Do you know a friend or family member who has been sexually abused? Or maybe you have experienced sexual abuse yourself? Are you aware of the psychological and developmental effects it can have on you or someone you may know? Chances are, you don’t—while sexual abuse is common, may people do not speak up, and the problem goes unrecognized.
Motivation: It is important to know how our experiences affect us because if we remain ignorant, we risk never understanding why we are who we are or why we make the choices we make. I know from experience how important it is to be educated on this topic.
Thesis claim: Sexual abuse is a growing issue that often goes unreported because people do not know the effects the experience can have, but it holds significant value.
Preview of main points: First I will provide you with a more concise understanding of sexual abuse. Then I will articulate the effects this kind of exploitation can have. Additionally, I will discuss how to recognize and potentially prevent abuse. Finally, I hope to emphasize the importance of the matter. (Transition: Before we explore the effects of sexual abuse, we must fully understand what it is. )
First let’s distinguish exactly what it is. A. Most people associate sexual abuse with rape, however, sexual abuse is defined as any situation in which a person threatens, forces, or manipulates another person into sexual activity. According to author Elaine Cabinum-Foeller, MD and Associate Professor of Pediatrics, abusers engage in unwanted sexual violence “ own sexual stimulation…” (Source 1: expert testimony) B. Sex offenders can be both male and female. In past generations perpetrators were assumed to be exclusively male. However, experiments like the one done at Stanford University show an increasing emphasis on female sex abusers. (Source 2: expert testimony) (Transition: Now that you have a better understanding, let us examine the devastating effects abuse can have.
Victims of sexual abuse can and have experienced psychological and developmental issues. Pediatric Emergency Medicine reports that an estimated one in four girls and one in six have experienced some form of sexual abuse by the time they are 18 years old. (Source 3: Statistic) Sexual coercion has been linked to suicidal thoughts/attempts, depression, and alcohol use. From experience, I know that being sexually abused is like being the prey, waiting alone in the woods for the hunter to come along.

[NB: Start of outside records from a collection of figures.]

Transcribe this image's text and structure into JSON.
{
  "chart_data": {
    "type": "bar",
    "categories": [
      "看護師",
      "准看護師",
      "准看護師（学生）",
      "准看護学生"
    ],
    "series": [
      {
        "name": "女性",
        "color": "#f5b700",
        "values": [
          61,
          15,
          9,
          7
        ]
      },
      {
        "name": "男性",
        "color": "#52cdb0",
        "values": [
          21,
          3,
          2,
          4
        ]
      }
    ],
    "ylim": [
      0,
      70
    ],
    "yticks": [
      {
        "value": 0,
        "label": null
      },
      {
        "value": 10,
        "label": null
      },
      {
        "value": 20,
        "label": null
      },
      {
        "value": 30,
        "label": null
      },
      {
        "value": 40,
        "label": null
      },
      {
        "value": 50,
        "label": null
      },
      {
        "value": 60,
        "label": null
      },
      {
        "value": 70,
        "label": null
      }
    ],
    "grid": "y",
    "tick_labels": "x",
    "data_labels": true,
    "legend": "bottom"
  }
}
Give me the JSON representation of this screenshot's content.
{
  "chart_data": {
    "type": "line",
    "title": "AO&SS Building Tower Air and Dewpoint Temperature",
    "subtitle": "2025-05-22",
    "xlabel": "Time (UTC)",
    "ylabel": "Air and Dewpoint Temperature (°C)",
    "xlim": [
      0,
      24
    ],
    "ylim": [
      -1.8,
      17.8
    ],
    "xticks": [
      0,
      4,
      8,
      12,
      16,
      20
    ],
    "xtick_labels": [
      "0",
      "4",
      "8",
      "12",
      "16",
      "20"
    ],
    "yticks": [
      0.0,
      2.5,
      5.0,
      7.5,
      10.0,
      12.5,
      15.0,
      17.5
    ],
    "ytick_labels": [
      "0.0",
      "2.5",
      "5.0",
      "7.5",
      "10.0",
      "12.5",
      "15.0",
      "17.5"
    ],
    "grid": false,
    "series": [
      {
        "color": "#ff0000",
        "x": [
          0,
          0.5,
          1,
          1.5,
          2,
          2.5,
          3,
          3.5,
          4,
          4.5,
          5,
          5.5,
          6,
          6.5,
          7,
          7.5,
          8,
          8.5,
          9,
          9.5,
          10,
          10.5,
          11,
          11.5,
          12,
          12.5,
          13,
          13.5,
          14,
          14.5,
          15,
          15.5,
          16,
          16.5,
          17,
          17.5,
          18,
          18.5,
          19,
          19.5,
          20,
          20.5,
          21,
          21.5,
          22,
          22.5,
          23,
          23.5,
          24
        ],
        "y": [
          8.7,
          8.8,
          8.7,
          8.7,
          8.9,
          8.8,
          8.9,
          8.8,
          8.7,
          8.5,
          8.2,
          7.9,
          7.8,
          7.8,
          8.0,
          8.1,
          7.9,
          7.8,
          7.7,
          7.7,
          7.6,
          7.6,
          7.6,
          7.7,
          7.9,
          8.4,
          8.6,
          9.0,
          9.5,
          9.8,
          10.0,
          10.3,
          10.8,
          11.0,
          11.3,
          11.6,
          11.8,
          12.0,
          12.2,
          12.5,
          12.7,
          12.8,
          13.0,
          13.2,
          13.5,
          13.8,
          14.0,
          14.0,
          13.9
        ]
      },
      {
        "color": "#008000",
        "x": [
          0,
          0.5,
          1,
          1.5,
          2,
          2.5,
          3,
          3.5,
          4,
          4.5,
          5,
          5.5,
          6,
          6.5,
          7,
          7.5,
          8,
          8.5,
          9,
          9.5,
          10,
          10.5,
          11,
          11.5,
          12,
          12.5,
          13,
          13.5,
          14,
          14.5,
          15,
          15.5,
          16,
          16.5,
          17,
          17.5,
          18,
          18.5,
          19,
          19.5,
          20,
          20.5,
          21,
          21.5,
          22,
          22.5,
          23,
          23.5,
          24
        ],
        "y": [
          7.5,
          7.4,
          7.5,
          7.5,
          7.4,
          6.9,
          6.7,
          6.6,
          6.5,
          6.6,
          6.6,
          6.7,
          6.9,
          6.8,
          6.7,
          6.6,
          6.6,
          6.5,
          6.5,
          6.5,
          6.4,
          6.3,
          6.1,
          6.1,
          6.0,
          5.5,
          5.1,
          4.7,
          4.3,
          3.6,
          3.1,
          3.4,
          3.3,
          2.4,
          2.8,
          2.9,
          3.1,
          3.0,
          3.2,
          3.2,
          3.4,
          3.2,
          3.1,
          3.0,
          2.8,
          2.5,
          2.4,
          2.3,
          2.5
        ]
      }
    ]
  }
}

Unfortunately for some, that hunter happens to live under the same roof, and alone in the woods, alone in my room, I felt like prey every time I heard his footsteps walking down the hall. This certainly led to suicidal thoughts, so I can relate to the findings of suicide attempts reporting among assault victims. (Analogy) C. School Psychology Quarterly reports an estimated 7. 4% of U. S. students have been sexually assaulted, and those who had been abused reported more suicide attempts then those who have not. (Source 4: Statistic).
They are also more likely to develop post-traumatic stress disorder, behavioral difficulties (i. e. aggression), lower academic achievement, etc. Jessica Thurchik, psychologist at Stanford University, says that a study found that college men who reported sexual victimization have higher alcohol consumption than those who don’t. (Source 5: Expert Testimony) (Transition: It is important to realize that there are indicators and measures within our reach that we can take to prevent abuse. )
Now let’s find out the telltale signs and what we can do. Sometimes the presentation is vague and there are rarely physical findings. Sexually abused persons begin to act out (i. e. become more aggressive, detached, or depressed) according to Pediatric Emergency Medicine (Source 3 again: Expert Testimony) When my best friend was sexually abused, she became extremely detached and very depressed (Example: Personal).
According to the findings in School Psychology Quarterly, although scientists are unsure “whether alcohol consumption confers risk for sexual assault prospectively,” they believe alcohol consumption increases risk of abuse. Limiting alcohol consumption is one way to prevent putting yourself in harm’s way. (Source 4 again: Expert Testimony) (Transition: Until now, we’ve discussed what sexual abuse is, and how it affects us, and what we can do, but why does any of this matter? )
Lastly, why this important? All of our experiences contribute to who we are and what we do. I never understood why I felt some of the things I did. If you are someone or know someone who is a victim, it does not mean that you/they will grow up to be an alcoholic, or drop out, or be depressed, that being said, your experience should not be swept under the rug (no matter how small it may seem). (Transition: I hope that you all take heed to my words and understand sexual abuse as a real issue. )
Conclusion Summary: Sexual abuse is any form of unwanted activity whether it is through force, threats, or manipulation. Sexual coercion can lead to depression, suicide, and alcoholism. Presentation is subtle, but prevalent nonetheless. Be aware of your surroundings, how those around you act, and don’t participate in substance abuse. It is importance that we don’t down play the experiences that make us who we are because they will always affect us. Chances are that if you’ve been sexually abused or know someone who has, you’ve been affected in one way or another.
Closure: Any form of sexual abuse is wrong. Whether it is the aftermath of one too many drinks at a party, or a random act of unkindness in the confines of a home (Or anywhere for that matter), it is a growing issue that must be recognized.